Automatic Call Routing with Multiple Language Models
Qiang Huang and Stephen Cox
School of Computing Sciences,
University of East Anglia,
Norwich NR4 7TJ, U.K.
(h.qiang|sjc}@cmp.uea.ac.uk
Abstract
Our motivation is to perform call routing of utterances
without recourse to transcriptions of the training data,
which are very expensive to obtain.  We therefore use
phonetic recognition of utterances and search for
salient phonetic sequences within the decodings.  An
important issue in phonetic recognition is the language
model.  It has been demonstrated [1] that the use of an
iterative language model gives benefits in speech
recognition performance that are translated to
improvements in utterance classification. However, an
all-purpose language model sometimes produces
decodings that are ambiguous, in that they apparently
contain key phonetic sequences from several different
routes, or non-informative, in that they apparently
contain no useful phonetic sequences. This paper
describes a method that uses multiple language models
to detect useful information in such utterances.  The
outputs from recognizers that use these multiple models
are examined by post-processing HMMs that decide
whether putative sequences are present or not.  It is
found that using multiple language models increases
performance significantly by classifying utterances that
a single language model is unable to discriminate.
1. Introduction
Call routing refers to the technique of automatically
relaying a customer's telephone enquiry to one of
several appropriate destinations, using computational
speech and language processing techniques.
Transcribing calls for training purposes for a particular
application requires considerable human effort, and it
would be preferable for the system to learn routes
without transcriptions being provided [2].
In this study, we assume that we are provided with a set
of training utterances that have been labelled with their
destination by an expert, but not transcribed into words
or phonemes.  We also assume (perhaps over-
pessimistically) that we have no prior knowledge of the
vocabulary or syntax of our application.
In this situation, one possible course of action is to use
phone recognition and attempt to identify phonetic
sequences that are salient to particular routes.
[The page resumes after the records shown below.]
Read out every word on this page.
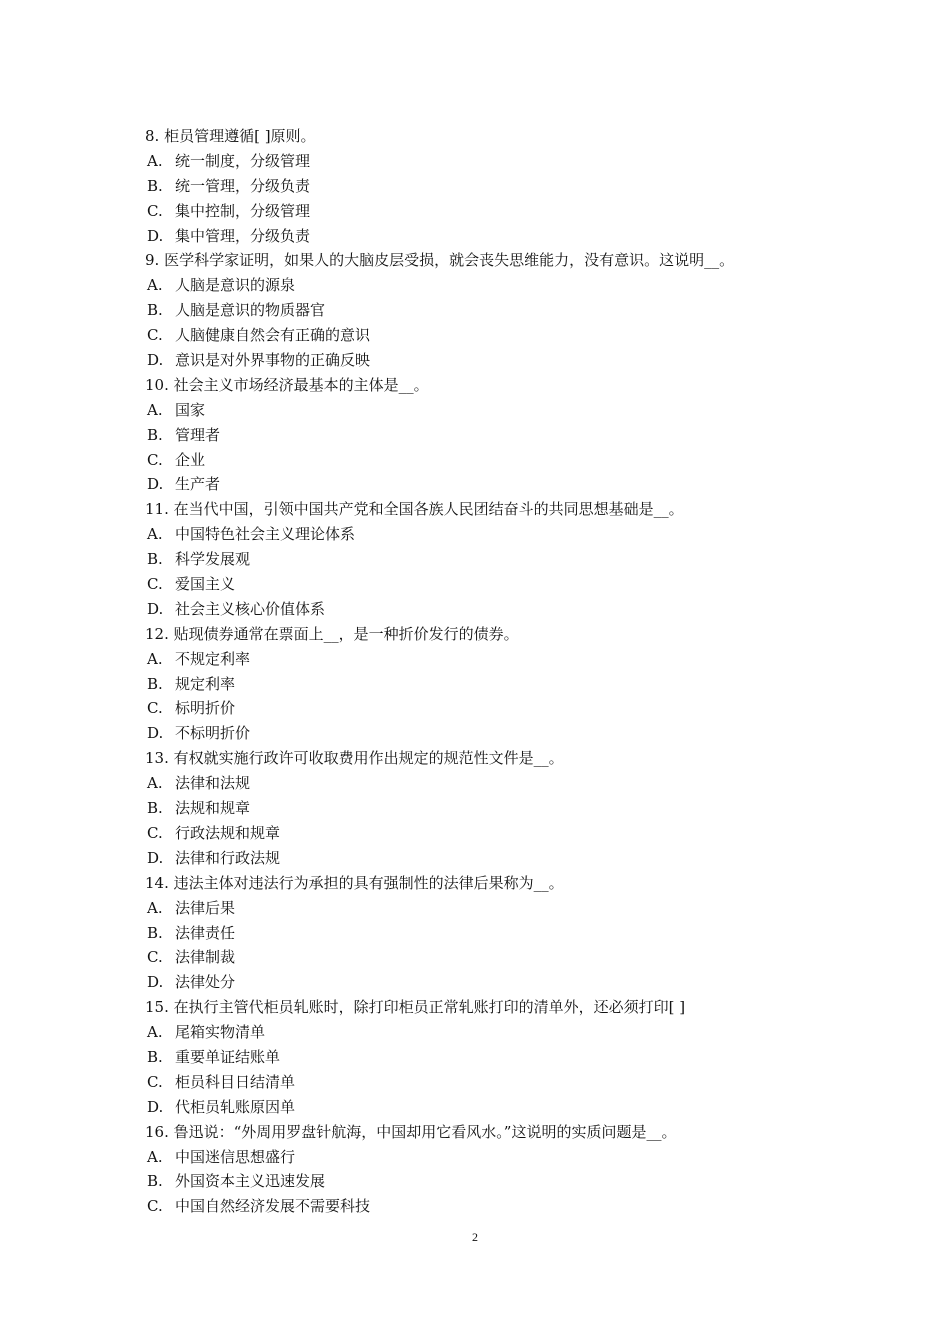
8. 柜员管理遵循[ ]原则。
A. 统一制度，分级管理
B. 统一管理，分级负责
C. 集中控制，分级管理
D. 集中管理，分级负责
9. 医学科学家证明，如果人的大脑皮层受损，就会丧失思维能力，没有意识。这说明__。
A. 人脑是意识的源泉
B. 人脑是意识的物质器官
C. 人脑健康自然会有正确的意识
D. 意识是对外界事物的正确反映
10. 社会主义市场经济最基本的主体是__。
A. 国家
B. 管理者
C. 企业
D. 生产者
11. 在当代中国，引领中国共产党和全国各族人民团结奋斗的共同思想基础是__。
A. 中国特色社会主义理论体系
B. 科学发展观
C. 爱国主义
D. 社会主义核心价值体系
12. 贴现债券通常在票面上__，是一种折价发行的债券。
A. 不规定利率
B. 规定利率
C. 标明折价
D. 不标明折价
13. 有权就实施行政许可收取费用作出规定的规范性文件是__。
A. 法律和法规
B. 法规和规章
C. 行政法规和规章
D. 法律和行政法规
14. 违法主体对违法行为承担的具有强制性的法律后果称为__。
A. 法律后果
B. 法律责任
C. 法律制裁
D. 法律处分
15. 在执行主管代柜员轧账时，除打印柜员正常轧账打印的清单外，还必须打印[ ]
A. 尾箱实物清单
B. 重要单证结账单
C. 柜员科目日结清单
D. 代柜员轧账原因单
16. 鲁迅说：“外周用罗盘针航海，中国却用它看风水。”这说明的实质问题是__。
A. 中国迷信思想盛行
B. 外国资本主义迅速发展
C. 中国自然经济发展不需要科技
2
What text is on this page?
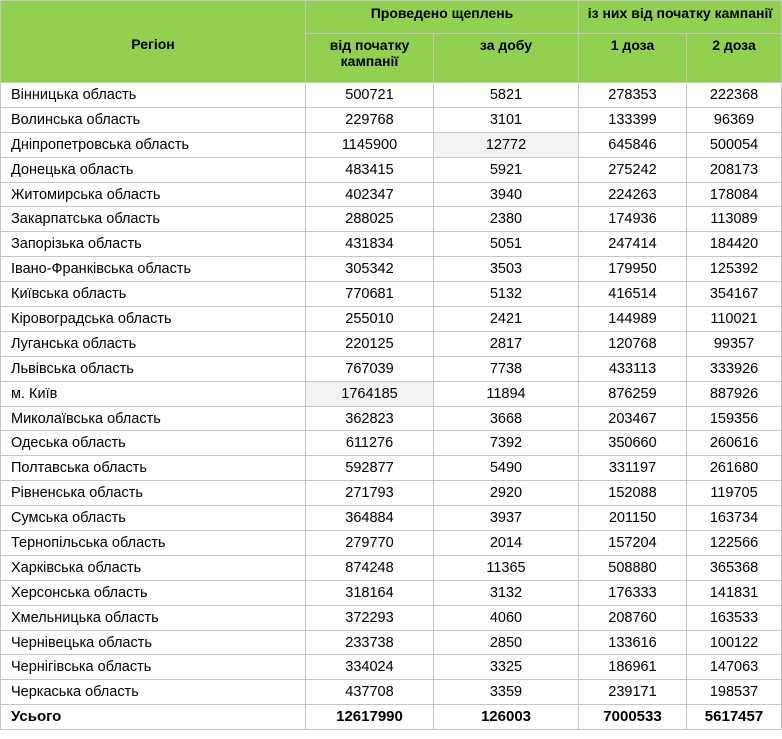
Регіон	Проведено щеплень		із них від початку кампанії	
	від початку кампанії	за добу	1 доза	2 доза
Вінницька область	500721	5821	278353	222368
Волинська область	229768	3101	133399	96369
Дніпропетровська область	1145900	12772	645846	500054
Донецька область	483415	5921	275242	208173
Житомирська область	402347	3940	224263	178084
Закарпатська область	288025	2380	174936	113089
Запорізька область	431834	5051	247414	184420
Івано-Франківська область	305342	3503	179950	125392
Київська область	770681	5132	416514	354167
Кіровоградська область	255010	2421	144989	110021
Луганська область	220125	2817	120768	99357
Львівська область	767039	7738	433113	333926
м. Київ	1764185	11894	876259	887926
Миколаївська область	362823	3668	203467	159356
Одеська область	611276	7392	350660	260616
Полтавська область	592877	5490	331197	261680
Рівненська область	271793	2920	152088	119705
Сумська область	364884	3937	201150	163734
Тернопільська область	279770	2014	157204	122566
Харківська область	874248	11365	508880	365368
Херсонська область	318164	3132	176333	141831
Хмельницька область	372293	4060	208760	163533
Чернівецька область	233738	2850	133616	100122
Чернігівська область	334024	3325	186961	147063
Черкаська область	437708	3359	239171	198537
Усього	12617990	126003	7000533	5617457
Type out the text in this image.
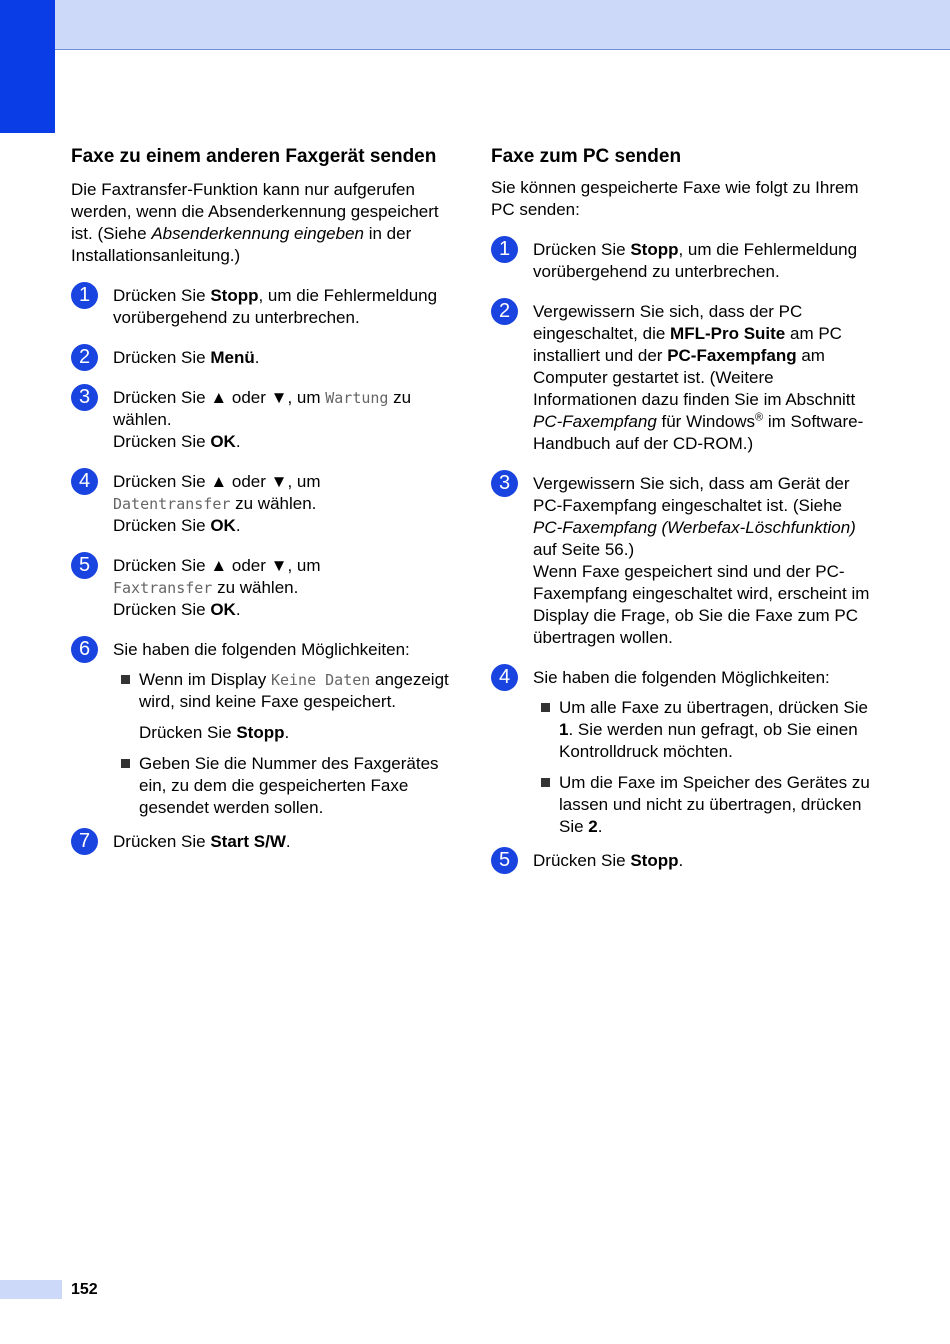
Faxe zu einem anderen Faxgerät senden

Die Faxtransfer-Funktion kann nur aufgerufen werden, wenn die Absenderkennung gespeichert ist. (Siehe Absenderkennung eingeben in der Installationsanleitung.)

1	Drücken Sie Stopp, um die Fehlermeldung vorübergehend zu unterbrechen.

2	Drücken Sie Menü.

3	Drücken Sie ▲ oder ▼, um Wartung zu wählen.

Drücken Sie OK.

4	Drücken Sie ▲ oder ▼, um
Datentransfer zu wählen.

Drücken Sie OK.

5	Drücken Sie ▲ oder ▼, um
Faxtransfer zu wählen.

Drücken Sie OK.

6	Sie haben die folgenden Möglichkeiten:

Wenn im Display Keine Daten angezeigt wird, sind keine Faxe gespeichert.

Drücken Sie Stopp.

Geben Sie die Nummer des Faxgerätes ein, zu dem die gespeicherten Faxe gesendet werden sollen.

7	Drücken Sie Start S/W.

Faxe zum PC senden

Sie können gespeicherte Faxe wie folgt zu Ihrem PC senden:

1	Drücken Sie Stopp, um die Fehlermeldung vorübergehend zu unterbrechen.

2	Vergewissern Sie sich, dass der PC eingeschaltet, die MFL-Pro Suite am PC installiert und der PC-Faxempfang am Computer gestartet ist. (Weitere Informationen dazu finden Sie im Abschnitt PC-Faxempfang für Windows® im Software-Handbuch auf der CD-ROM.)

3	Vergewissern Sie sich, dass am Gerät der PC-Faxempfang eingeschaltet ist. (Siehe PC-Faxempfang (Werbefax-Löschfunktion) auf Seite 56.)

Wenn Faxe gespeichert sind und der PC-Faxempfang eingeschaltet wird, erscheint im Display die Frage, ob Sie die Faxe zum PC übertragen wollen.

4	Sie haben die folgenden Möglichkeiten:

Um alle Faxe zu übertragen, drücken Sie 1. Sie werden nun gefragt, ob Sie einen Kontrolldruck möchten.

Um die Faxe im Speicher des Gerätes zu lassen und nicht zu übertragen, drücken Sie 2.

5	Drücken Sie Stopp.

152
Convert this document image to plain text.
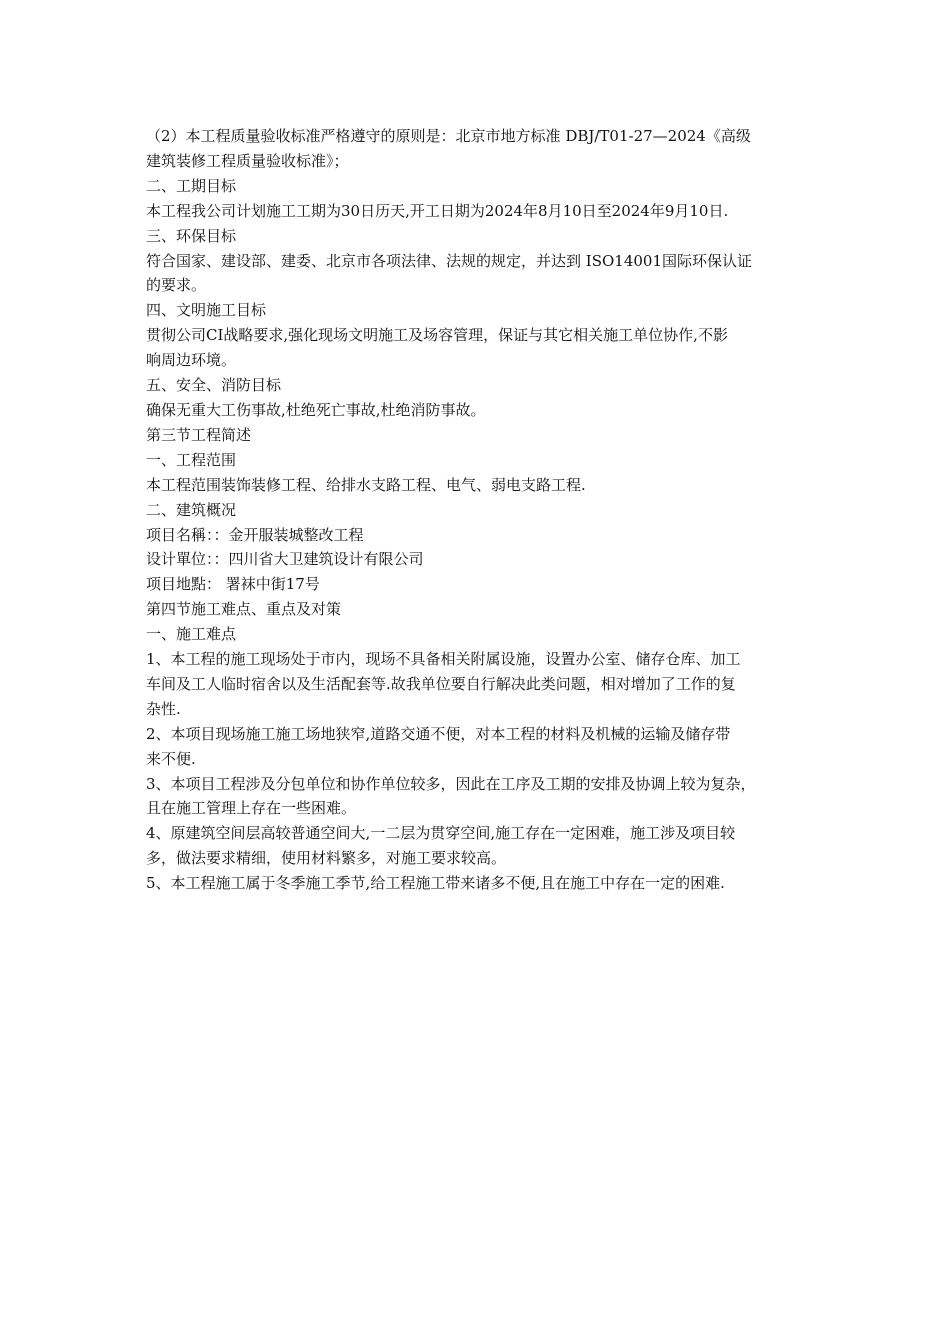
（2）本工程质量验收标准严格遵守的原则是：北京市地方标准 DBJ/T01-27—2024《高级
建筑装修工程质量验收标准》；
二、工期目标
本工程我公司计划施工工期为30日历天,开工日期为2024年8月10日至2024年9月10日.
三、环保目标
符合国家、建设部、建委、北京市各项法律、法规的规定，并达到 ISO14001国际环保认证
的要求。
四、文明施工目标
贯彻公司CI战略要求,强化现场文明施工及场容管理，保证与其它相关施工单位协作,不影
响周边环境。
五、安全、消防目标
确保无重大工伤事故,杜绝死亡事故,杜绝消防事故。
第三节工程简述
一、工程范围
本工程范围装饰装修工程、给排水支路工程、电气、弱电支路工程.
二、建筑概况
项目名稱：：金开服装城整改工程
设计單位：：四川省大卫建筑设计有限公司
项目地點： 署袜中街17号
第四节施工难点、重点及对策
一、施工难点
1、本工程的施工现场处于市内，现场不具备相关附属设施，设置办公室、储存仓库、加工
车间及工人临时宿舍以及生活配套等.故我单位要自行解决此类问题，相对增加了工作的复
杂性.
2、本项目现场施工施工场地狭窄,道路交通不便，对本工程的材料及机械的运输及储存带
来不便.
3、本项目工程涉及分包单位和协作单位较多，因此在工序及工期的安排及协调上较为复杂，
且在施工管理上存在一些困难。
4、原建筑空间层高较普通空间大,一二层为贯穿空间,施工存在一定困难，施工涉及项目较
多，做法要求精细，使用材料繁多，对施工要求较高。
5、本工程施工属于冬季施工季节,给工程施工带来诸多不便,且在施工中存在一定的困难.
Unfortunately, the speech signals are often of very poor
quality, being subject to the usual distortion, bandwidth
restriction and noise associated with telephone signals,
and often compounded by the fact that callers usually
speak casually and spontaneously, and sometimes with a
strong accent.
Some approaches to the problem of extracting salient
phonetic strings from these utterances are:
• Improve phone accuracy by using a variable length
language model and building models for insertion
and substitution; [3,4]
• Identify subword units (e.g. phonemes, phoneme
strings, syllables and morphemes) from the
recognised phonetic sequences by using clustering
and segmentation methods;  [5,6,7]
• Use matrix-based methods for classification, such as
LSA, LDA, ICA, SVM, etc. [8,9,10]
Work at AT&T [1] showed that call routing performance
using this phone-string utterance classification can be
surprisingly close to what can be achieved by
conventional methods involving word-trigram language
models that require manual transcription. The method
described in [1] combines automatic training of
application-specific phonotactic language models
together with token sequence classifiers.
Our own experiments, using data different from that used
by AT&T, showed that this technique gave only a small
benefit in phone recognition accuracy, but was useful for
finding salient phoneme strings.  However, we found
that, in some cases, it was impossible to obtain salient
phoneme sequences from the recognised utterances even
when it was known that they occurred within the
utterance.  The reason may be that when building a
single language model with the collected utterances from
all call routes, the salience of a particular sequence for a
particular route is lost in the “noise” from mis-recognised
sequences of phonemes from the other routes. Hence we
sought a way of making the language model more
sensitive to the keywords occurring in the utterances.  In
our system, an independent corpus is used to build an
n-gram phonotactic language  model that enables an
initial recogniser to be built to decode all the training
utterances.  This model is refined iteratively using the
output from the recogniser as the basis for the next
language model.   A specific language model for each
call route is then built using the utterances from this
call route.  These are much more sensitive to key
salient phoneme sequences in the utterance.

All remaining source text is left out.